What does an enameller do?
Enamelling is a colourful way to decorate objects. It involves the fusing of glass by heat onto a metal surface. Metals used for enamelling include gold, silver, copper, steel, cast iron and platinum.
Enamel is made from powdered glass, coloured by oxides. It is applied to the metal either wet or dry. The metal is then heated to about 850 degrees centigrade. Heating is usually in a kiln but can also be done with a handheld torch.
The heat causes the enamel to melt and fuse to the metal. The heating time is short, usually up to 10 minutes. More enamel, in different colours or textures can be added and the piece refired, sometimes up to 20 times.

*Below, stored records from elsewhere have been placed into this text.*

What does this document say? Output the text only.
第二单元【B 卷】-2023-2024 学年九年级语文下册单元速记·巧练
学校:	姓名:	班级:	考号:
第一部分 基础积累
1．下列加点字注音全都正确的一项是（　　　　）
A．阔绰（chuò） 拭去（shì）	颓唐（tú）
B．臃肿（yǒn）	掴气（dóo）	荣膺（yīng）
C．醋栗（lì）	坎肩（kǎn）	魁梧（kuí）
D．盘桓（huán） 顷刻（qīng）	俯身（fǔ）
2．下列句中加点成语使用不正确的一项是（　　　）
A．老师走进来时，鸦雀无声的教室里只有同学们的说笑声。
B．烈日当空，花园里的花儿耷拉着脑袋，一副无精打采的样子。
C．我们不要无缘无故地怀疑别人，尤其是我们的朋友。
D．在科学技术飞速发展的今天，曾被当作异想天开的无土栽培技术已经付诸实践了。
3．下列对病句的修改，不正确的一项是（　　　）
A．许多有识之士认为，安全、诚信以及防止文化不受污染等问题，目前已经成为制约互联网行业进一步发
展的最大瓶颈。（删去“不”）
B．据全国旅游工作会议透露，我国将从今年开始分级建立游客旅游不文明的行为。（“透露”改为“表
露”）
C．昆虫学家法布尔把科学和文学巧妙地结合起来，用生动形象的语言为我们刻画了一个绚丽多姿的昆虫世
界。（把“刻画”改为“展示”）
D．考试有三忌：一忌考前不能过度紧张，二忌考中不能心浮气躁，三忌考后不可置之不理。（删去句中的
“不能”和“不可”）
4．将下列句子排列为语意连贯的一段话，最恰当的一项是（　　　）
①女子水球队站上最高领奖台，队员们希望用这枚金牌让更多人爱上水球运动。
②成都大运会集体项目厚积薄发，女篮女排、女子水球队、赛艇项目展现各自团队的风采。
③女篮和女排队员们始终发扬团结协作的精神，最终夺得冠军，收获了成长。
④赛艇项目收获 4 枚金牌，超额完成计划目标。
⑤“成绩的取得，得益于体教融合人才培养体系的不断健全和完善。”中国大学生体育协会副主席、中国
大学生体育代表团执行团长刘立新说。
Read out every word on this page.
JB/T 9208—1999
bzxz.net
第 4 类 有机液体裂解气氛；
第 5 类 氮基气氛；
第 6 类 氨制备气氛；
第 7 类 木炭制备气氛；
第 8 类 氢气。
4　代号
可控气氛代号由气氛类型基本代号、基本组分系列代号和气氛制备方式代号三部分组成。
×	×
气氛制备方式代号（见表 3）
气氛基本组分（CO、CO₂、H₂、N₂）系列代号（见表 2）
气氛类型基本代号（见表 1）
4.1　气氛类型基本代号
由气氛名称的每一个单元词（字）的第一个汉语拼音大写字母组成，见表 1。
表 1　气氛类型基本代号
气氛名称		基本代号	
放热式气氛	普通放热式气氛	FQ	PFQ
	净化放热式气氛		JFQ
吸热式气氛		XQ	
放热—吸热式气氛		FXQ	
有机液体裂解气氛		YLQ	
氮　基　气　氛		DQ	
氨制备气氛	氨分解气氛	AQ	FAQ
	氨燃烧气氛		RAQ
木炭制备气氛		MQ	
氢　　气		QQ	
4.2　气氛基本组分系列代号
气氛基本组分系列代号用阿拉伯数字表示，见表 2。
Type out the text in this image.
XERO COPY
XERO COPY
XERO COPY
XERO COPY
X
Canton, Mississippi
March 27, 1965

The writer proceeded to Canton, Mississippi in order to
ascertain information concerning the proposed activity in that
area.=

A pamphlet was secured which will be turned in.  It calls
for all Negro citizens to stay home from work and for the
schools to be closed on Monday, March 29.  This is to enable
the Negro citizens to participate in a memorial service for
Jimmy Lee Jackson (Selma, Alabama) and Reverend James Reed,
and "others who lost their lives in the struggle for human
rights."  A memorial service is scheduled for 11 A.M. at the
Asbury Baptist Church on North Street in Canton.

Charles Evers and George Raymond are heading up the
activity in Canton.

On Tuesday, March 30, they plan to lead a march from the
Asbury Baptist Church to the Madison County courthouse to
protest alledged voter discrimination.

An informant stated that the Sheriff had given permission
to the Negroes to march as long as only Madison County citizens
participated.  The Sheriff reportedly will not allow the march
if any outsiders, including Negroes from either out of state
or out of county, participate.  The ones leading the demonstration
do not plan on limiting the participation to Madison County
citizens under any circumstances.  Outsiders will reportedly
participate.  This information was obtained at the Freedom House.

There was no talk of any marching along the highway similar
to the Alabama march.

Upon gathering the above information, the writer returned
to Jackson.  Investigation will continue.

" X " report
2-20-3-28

Enamelling has been used for centuries. Pieces have been found from Roman, ancient Egyptian and Anglo-Saxon times.
Various techniques can be used to produce different finishes. Enamelling can be used on jewellery or other decorative items such as bowls, plates or vases.
Some enamellers have other craft skills, such as metalsmithing. They may make the pieces of jewellery which they then enamel. Some enamelling techniques involve engraving. Enamellers may do this themselves or employ an engraver.
Enamellers work in a studio and are often self-employed. This may be at home or elsewhere, and they may share the studio with other makers.
Enamellers may sell and promote their work through galleries, or via online shops and social media. They might also take commissions from customers.